When you live in a society that undervalues you in medicine, education, politics, religion, policing, and general societal rhetoric, as a gay person, it becomes quite easy to internalize such negative beliefs. Internalized homophobia is the internalization of negative beliefs about oneself or one’s group, specifically homosexuals. It leads to a person hating or disliking themselves and others for being attracted to the same sex.

Why does it happen?

Social scientists have coined a term called label theory. Basically, it states that when society negatively labels a person or behavior, it can end up having an effect on that person and how they view themselves. Our society, because of its heterosexist ideals, reinforces heteronormativity throughout various institutions (as mentioned above) which influences society to determine what’s good and bad, right and wrong.

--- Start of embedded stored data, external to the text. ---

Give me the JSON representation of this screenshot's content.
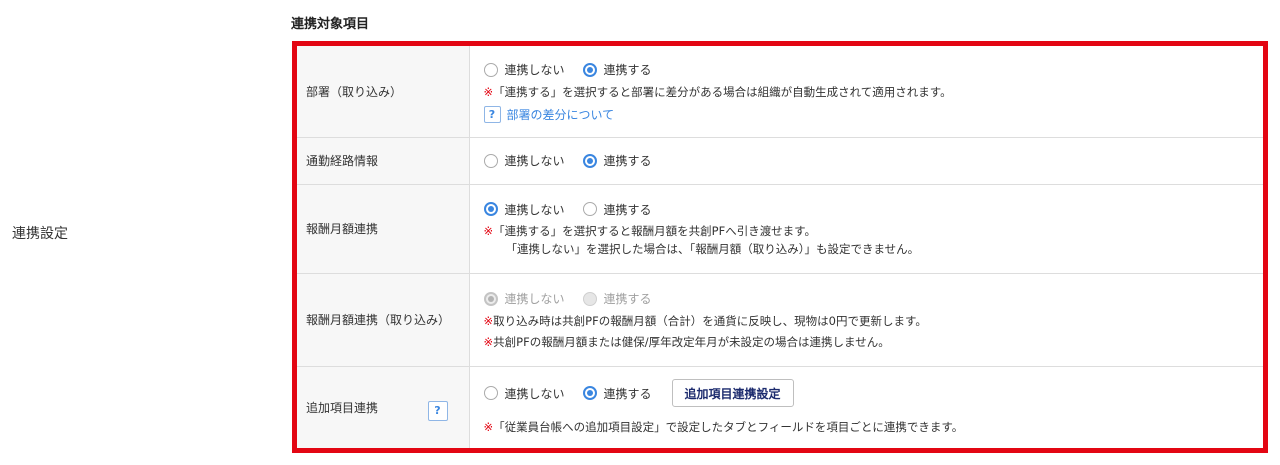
{
  "page_label": "連携設定",
  "section_title": "連携対象項目",
  "rows": [
    {
      "label": "部署（取り込み）",
      "options": [
        "連携しない",
        "連携する"
      ],
      "selected": 1,
      "note_mark": "※",
      "note": "「連携する」を選択すると部署に差分がある場合は組織が自動生成されて適用されます。",
      "help_icon": "?",
      "help_link": "部署の差分について"
    },
    {
      "label": "通勤経路情報",
      "options": [
        "連携しない",
        "連携する"
      ],
      "selected": 1
    },
    {
      "label": "報酬月額連携",
      "options": [
        "連携しない",
        "連携する"
      ],
      "selected": 0,
      "note_mark": "※",
      "note": "「連携する」を選択すると報酬月額を共創PFへ引き渡せます。",
      "note2": "「連携しない」を選択した場合は、「報酬月額（取り込み）」も設定できません。"
    },
    {
      "label": "報酬月額連携（取り込み）",
      "options": [
        "連携しない",
        "連携する"
      ],
      "selected": 0,
      "disabled": true,
      "note_mark": "※",
      "note": "取り込み時は共創PFの報酬月額（合計）を通貨に反映し、現物は0円で更新します。",
      "note2_mark": "※",
      "note2": "共創PFの報酬月額または健保/厚年改定年月が未設定の場合は連携しません。"
    },
    {
      "label": "追加項目連携",
      "label_help_icon": "?",
      "options": [
        "連携しない",
        "連携する"
      ],
      "selected": 1,
      "button": "追加項目連携設定",
      "note_mark": "※",
      "note": "「従業員台帳への追加項目設定」で設定したタブとフィールドを項目ごとに連携できます。"
    }
  ],
  "colors": {
    "accent": "#3a86e0",
    "highlight": "#e30613",
    "header_bg": "#f7f7f7",
    "button_text": "#1c2b6e"
  },
  "icons": {
    "help": "question-icon"
  }
}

Most people want to be good and do right by others. So if society says that being a homosexual is what’s wrong in society, it’s understandable that members of a marginalized and ostracized community will internalize the harmful beliefs that are directed at them. This can lead to internalized homophobia.

What does it look like?

Internalized homophobia has various manifestations such as:

  • Denial – ranging from aggressive and hateful behavior to denying yourself the life and love you desire.
  • Lying to yourself about attraction and sexuality.
  • Being selective about coming out or an inability to come out at all
  • Attempting to alter or change your sexuality
  • Secret relationships; as well as attempting to pass as heterosexual, sometimes marrying someone of the other sex to gain social approval or in hope of ‘being cured’.
  • Forcing others to keep secrets or remain in the closet;
  • Lying by omission  

Effects on self

Internalized homophobia can lead to mental health issues such as:

  • Anxiety
  • Depression
  • Eating disorders
  • Substance abuse
  • Self-harm/suicidal thoughts 

Effects on others

These internalized homophobic manifestations can lead to one affecting others:

  • Participation in homophobic behaviors like bullying and ridiculing other LGBT people.
  • Becoming psychologically abused, abusive, or remaining in an abusive relationship.
  • Disdain of openly gay people, as well as people who don’t follow heteronormative roles.  

Not everyone will experience internalized homophobia. Age, the era in which one grew up, one’s support system (i.e. friends,  family, and peers), geographical region, local laws, as well as local LGBT resources and organizations can affect one’s likelihood of internalizing homophobia.

It is important to recognize this issue within the gay community to not only recognize perhaps some of these qualities that you might have but to recognize these qualities that others might have. When we recognize and acknowledge this mental health issue, then we can find steps to minimize it.  

How to address internalized homophobia

In order to unpack such negative thinking, it’s important to be honest with oneself. You need to be prepared and willing to get uncomfortable before it gets better. Finding an LGBT positive/ally therapist is a good step. It also helps to find positive friends within the LGBT community. Learning more about the LGBT community, its struggles, history, and diversity within the community can also help one humanize and find connection with other LGBT people.

It’s also essential to understand that not everything that society deems as right and wrong is accurate. What’s deemed wrong (or even criminal) has often been from the perspective of those who are most privileged.

Lastly, not everyone will be tolerant and accepting of you. That’s the unfortunate reality of the world that we live in. Sometimes it’s best to keep those people at a distance, including family. We only have one life. Our mental health and well-being are crucial to having a fulfilling and satisfying life.